Ancak bazı iyi niyetli paylaşımlar işleri daha da karmaşıklaştırabiliyor.


Doğru bilgi, bunlardan en önemlileri oluyor. Eğer bir bilginin doğruluğu teyit edilmez ise paylaşılmaması gerekir. Mesela bazı otellerin ve kurumların yardım verdiğine dair mesajların pek çoğu yanlış anlaşılmalar ile mobil dolaşıma girmiş bilgiler olabiliyor. İnsanlar da aciliyet ile hemen paylaşma eğiliminde olabiliyorlar. Ama o otelin veya restoranın instagram sayfasına girip önce 'doğru mu?' diye teyit edilmesi çok önemli. Böylece depremzedeler zaten yorulmuşken bir de ekstradan umutlanıp o otelin ya da restoranın yerinde olmadığını görünce daha çok travmatize olmasının önüne geçilebilir.

Veya bazı yanlış ellerden dolaşıma sürülen paylaşımlar öfkeyi körükleyerek yardım edilmesini önleyebilir.

Evet toplumca bir travma yaşıyoruz. Ancak şu an önceliğimiz birincil travma yaşayan deprem mağdurları olmalı, yapılan her paylaşım öncelikle orada bulunan insanlar düşünülerek yapılmalı, bir fotoğraf karesi yıllar boyunca internetten silinmeyebilir ve o kişi bu fotoğrafı her gördüğünde, hatta tam atlatmışken yeniden ve yeniden travmatize olabilir.

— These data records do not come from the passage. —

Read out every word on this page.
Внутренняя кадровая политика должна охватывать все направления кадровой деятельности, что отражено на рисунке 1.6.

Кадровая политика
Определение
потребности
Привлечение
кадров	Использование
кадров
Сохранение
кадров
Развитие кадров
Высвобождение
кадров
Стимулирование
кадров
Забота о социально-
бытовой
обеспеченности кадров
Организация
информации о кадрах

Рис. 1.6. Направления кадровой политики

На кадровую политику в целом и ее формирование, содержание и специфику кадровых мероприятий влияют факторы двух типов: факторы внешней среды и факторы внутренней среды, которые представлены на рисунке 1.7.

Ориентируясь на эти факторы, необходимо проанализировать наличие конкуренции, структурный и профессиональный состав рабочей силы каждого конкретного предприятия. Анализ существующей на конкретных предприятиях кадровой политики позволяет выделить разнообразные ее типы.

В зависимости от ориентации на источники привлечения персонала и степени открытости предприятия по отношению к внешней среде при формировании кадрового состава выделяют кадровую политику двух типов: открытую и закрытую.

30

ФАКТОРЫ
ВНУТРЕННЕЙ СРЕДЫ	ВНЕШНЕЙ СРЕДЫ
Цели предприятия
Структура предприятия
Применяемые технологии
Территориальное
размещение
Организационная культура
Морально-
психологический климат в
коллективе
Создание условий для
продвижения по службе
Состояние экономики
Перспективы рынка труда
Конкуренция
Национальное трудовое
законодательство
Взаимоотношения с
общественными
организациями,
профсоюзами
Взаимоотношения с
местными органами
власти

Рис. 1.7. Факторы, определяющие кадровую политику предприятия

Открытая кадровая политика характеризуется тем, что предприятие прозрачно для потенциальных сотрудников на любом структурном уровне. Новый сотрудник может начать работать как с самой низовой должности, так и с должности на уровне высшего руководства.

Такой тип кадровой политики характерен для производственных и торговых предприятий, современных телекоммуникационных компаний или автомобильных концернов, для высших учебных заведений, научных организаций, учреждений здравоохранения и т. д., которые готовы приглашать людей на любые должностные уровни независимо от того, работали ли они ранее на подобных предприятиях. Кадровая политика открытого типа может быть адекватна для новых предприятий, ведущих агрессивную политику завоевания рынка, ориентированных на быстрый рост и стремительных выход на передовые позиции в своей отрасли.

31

Bunun yerine gerçek olan, umut aşılayan paylaşımlar yapılmalıdır. Duyguları daha deşen paylaşımların acıdan önümüzü göremez bir hal almamızı sağlamasından kaçınmalıyız.

Evet öfkeliyiz, üzgünüz, yasımızı da tutacağız hep beraber, yaralarımızı da saracağız. Konuşulacak konular var ama şu an değil! Duygusal karmaşıklığımızın objektif görmemizi engellemesine izin verirsek bu süreç hem bölgedekiler hem de bizler için işleri daha da karmaşıklaştıracak.